The cave was very well lit. While our guide had a flashlight, there were lamps set up along the path that illuminated the rock formations. Stalactites hung like icicles from the ceilings above. They grow very slowly at a rate of about one cubic inch every 150 years. Visitors should take care not to touch the stalactites as this can disrupt their growth or kill them entirely.
We learned all about the history of the cave itself and how it was discovered by the owner. It is a fascinating and at times, funny, story. I won’t completely spoil it for you, but let’s just say that the owner went through many trials and tribulations many years ago when first exploring the cave!
We discovered that many of the fossils existed in the cave walls themselves. You can see one in this photo:
At one point, we were asked if we wanted to explore a separate, small tunnel within the cave that looped back around towards the entrance. Justin, myself, and a group of the younger kids decided to walk through the narrower passageway (I can’t believe that so many people decided not to do it!). Our shoes got a little bit wet, and Justin had to duck down quite a bit to make his way through, but it was really fun! Our tour guide said that we were now “spelunkers” as we ventured through part of a cave without a guide. Well…I somehow don’t think that really counts, but I happily agreed to have the title at that moment!
During one portion of the tour, our guide turned off all of the lights in a section so we could see just how dark it was inside the cave. It was pitch black. We couldn’t see anything at all! I could see how exploring the caves initially would have had its challenges, and I appreciated that all of the lights were carefully placed and installed.

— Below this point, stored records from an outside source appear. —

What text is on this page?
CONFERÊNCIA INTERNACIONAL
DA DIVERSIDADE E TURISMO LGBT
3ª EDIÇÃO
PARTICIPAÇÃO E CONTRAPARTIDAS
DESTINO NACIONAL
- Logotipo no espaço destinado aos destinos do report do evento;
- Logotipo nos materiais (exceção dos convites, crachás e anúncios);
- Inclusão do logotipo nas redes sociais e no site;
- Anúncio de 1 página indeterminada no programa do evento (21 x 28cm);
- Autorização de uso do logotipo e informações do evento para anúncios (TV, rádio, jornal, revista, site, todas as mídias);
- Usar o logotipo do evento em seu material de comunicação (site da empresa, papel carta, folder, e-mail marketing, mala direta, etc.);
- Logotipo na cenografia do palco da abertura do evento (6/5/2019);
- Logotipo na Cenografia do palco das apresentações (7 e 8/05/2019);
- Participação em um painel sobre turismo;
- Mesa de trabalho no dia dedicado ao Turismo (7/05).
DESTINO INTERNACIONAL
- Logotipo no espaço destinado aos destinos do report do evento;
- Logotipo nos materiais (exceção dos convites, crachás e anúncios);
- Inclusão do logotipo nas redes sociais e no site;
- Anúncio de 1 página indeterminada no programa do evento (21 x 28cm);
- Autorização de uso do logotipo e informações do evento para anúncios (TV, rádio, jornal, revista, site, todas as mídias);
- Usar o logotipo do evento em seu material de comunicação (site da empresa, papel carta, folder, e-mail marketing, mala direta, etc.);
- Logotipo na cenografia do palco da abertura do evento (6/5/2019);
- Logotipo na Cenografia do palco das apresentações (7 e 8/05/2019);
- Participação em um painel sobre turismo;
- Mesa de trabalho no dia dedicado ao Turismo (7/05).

We descended deep into the bowels of the cave. Sometimes the ceiling would be directly above our heads, but at other times, the rocks extended way up high. Sometimes we would walk through narrower passages, and at other times, we would gather in larger rooms. It was fascinating to discover the interesting patterns carved over millions of years into the limestone walls.

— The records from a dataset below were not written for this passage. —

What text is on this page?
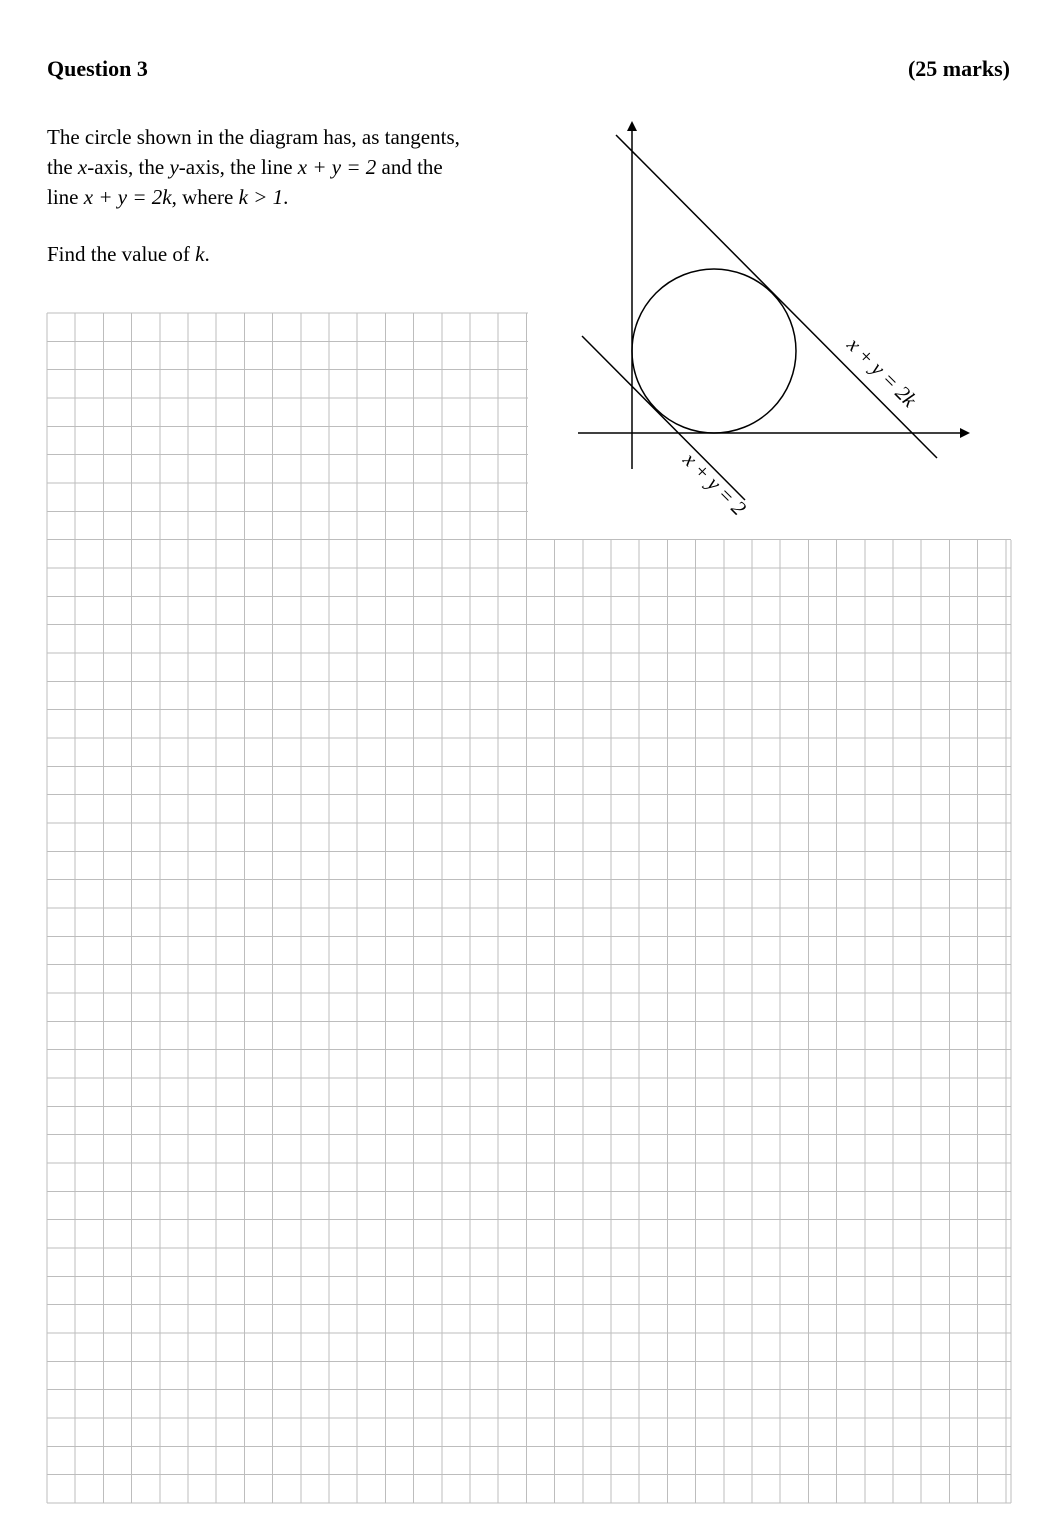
Question 3	(25 marks)

The circle shown in the diagram has, as tangents,

the x-axis, the y-axis, the line x + y = 2 and the

line x + y = 2k, where k > 1.

Find the value of k.
x + y = 2
x + y = 2k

After about an hour, our tour was over as we walked out into a very lush forested area. We were urged to follow the path and take a look into a giant sinkhole near the cave.

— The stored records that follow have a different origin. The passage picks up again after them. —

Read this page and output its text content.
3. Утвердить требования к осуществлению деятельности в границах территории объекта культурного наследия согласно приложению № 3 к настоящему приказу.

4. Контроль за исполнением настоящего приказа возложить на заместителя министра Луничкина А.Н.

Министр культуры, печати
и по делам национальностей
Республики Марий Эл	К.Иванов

We had a fantastic time at Bonnechere Caves. It was great to learn some historical facts about a region that is fairly close to home. It was very educational for people of all ages, while remaining exciting and fun. We walked around examining all of the patterns and grooves in the rocks, and admired the stalactites that have been growing for thousands of years. I highly recommend checking out Bonnechere Caves, especially if you’re looking for a fun activity to do on a rainy (or sunny!) day.
Bonnechere Caves open on the May Long Weekend (Victoria Day) and close for the season on Canadian Thanksgiving (the 2nd weekend in October).